I have to say I’m with Guibox here. If you think about how few people Adventism has actually touched (which is itself an indictment, albeit of a different sort) along with the fact that the few people it does touch tend to already be Christians (and who would already be saved anyway if they were born again, according to the theology advocated here), then I have to say that the ultimate effect of the IJ has to have been pretty minimal, at least quantitatively.
In terms of its scope, eternal hell-fire has had a far greater reach than the IJ, and I think its implications are much more dire. At least the IJ can be interpreted to mean that someone who’s confessed their sins is forgiven and justified. Is a lack of assurance somehow worse than trillions of people who have lived over the course of history somehow burning up in hell? Eternal hell-fire is just beyond the pale. The IJ, however repubnant it may be when taken to its logical conclusion (which few have done) pales in comparison to the atrocity of a mass, eternal, perpetual genocide.
I’m also unclear how it is that we decide whether some item pertains to, or is in fact “the gospel” and which other items are not. If “the gospel” is just about me being saved, than it would seem the nature of hell would be an important component. If there are two options, with one option being or becoming “born again” (which I don’t think I can cause in any event) and the other option is to burn in hell for eternity, than there’s not much of a genuine option there. Not one with which love has anything to do anyway.
But the importance of the IJ is highlighted by the fact that most of us have spent many years in the Adventist system, and for us, questions of Adventist doctrine loom large. But most people have never heard of SDA’s or the IJ, much less been turned to atheism because of the IJ.

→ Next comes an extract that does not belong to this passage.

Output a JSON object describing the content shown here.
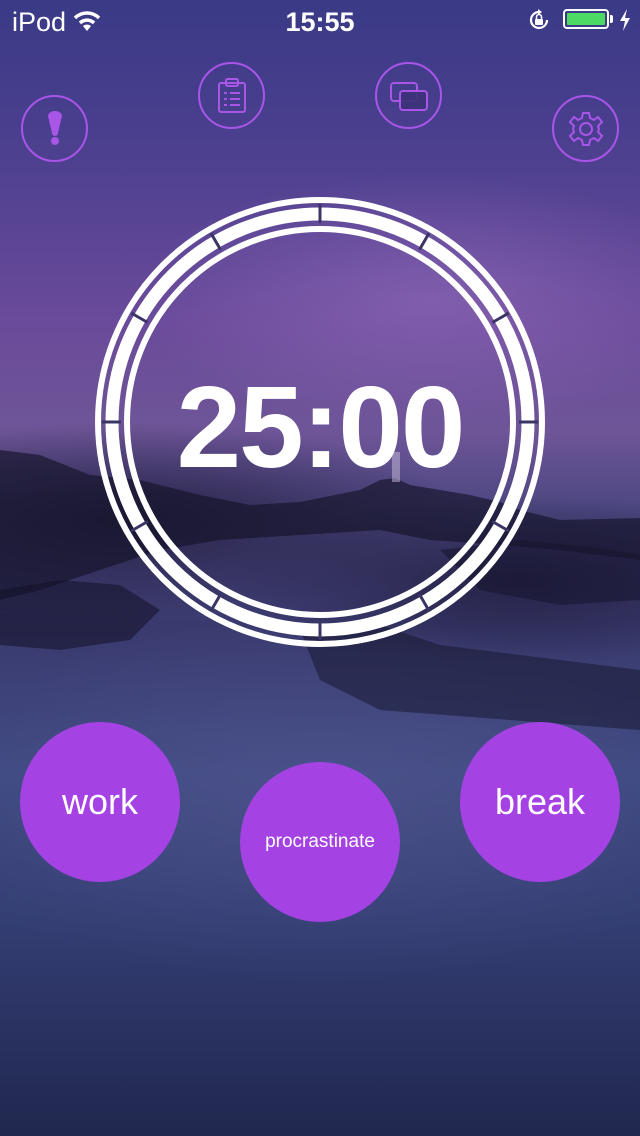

I’m also uncomfortable with the highly individual-centered idea about salvation discussed here by Greg and Stan. Certainly some texts in the N.T. have that emphasis. And this is a problem in Adventism, too. But I wonder if we’re missing something.
The history of God’s leading, as depicted in the bible, is one of a continual failure on the part of God’s people in recognizing God’s aims for their lives. The Israelites during the times of the patriarchs and kings never got it. The Jews during Christ’s day did not. And if more modern history is any guide, the post-apostolic church didn’t get it either. The Jews in Christ day felt entitled by virtue of their geneology: They were Jews and God owed them. And God would overthrow the romans and make of them a great empire. Jesus failed to live up to this expectation. He did not gratify their desires for material or political success.
How different is it today? An unfortunate number of Adventists claim an entitlement based on their “commandment keeping”. Other Christians claim being “born again” insulates them from judgment and entitles them to God’s blessings, whether eternal or temporal.
But can we be missing something? Is God’s kingdom about me, us being “saved” and enjoying golden palaces and walking streets of gold in heaven?
The O.T. is an overwhelming portion of the bible. And when I read the O.T. I don’t see any indication that God was about ensuring any individual’s salvation. People could be lost individually (Uzzah, Achan and his family, etc) but I don’t see any examples where individuals were saved, per se. People’s fortunes generally went up and down with those of the people as a whole, especially the national leadership. There’s almost an “I don’t get saved if everyone doesn’t get saved” ethic.
This sense is pretty much absent in today’s Christian churches. The church is their for support and for direction. But as members we really don’t have a stake in one another’s salvation. It’s pretty much “me” and my born again experience.
In short, there’s something selfish about the whole evangelical Christian project that I think needs to be rethought.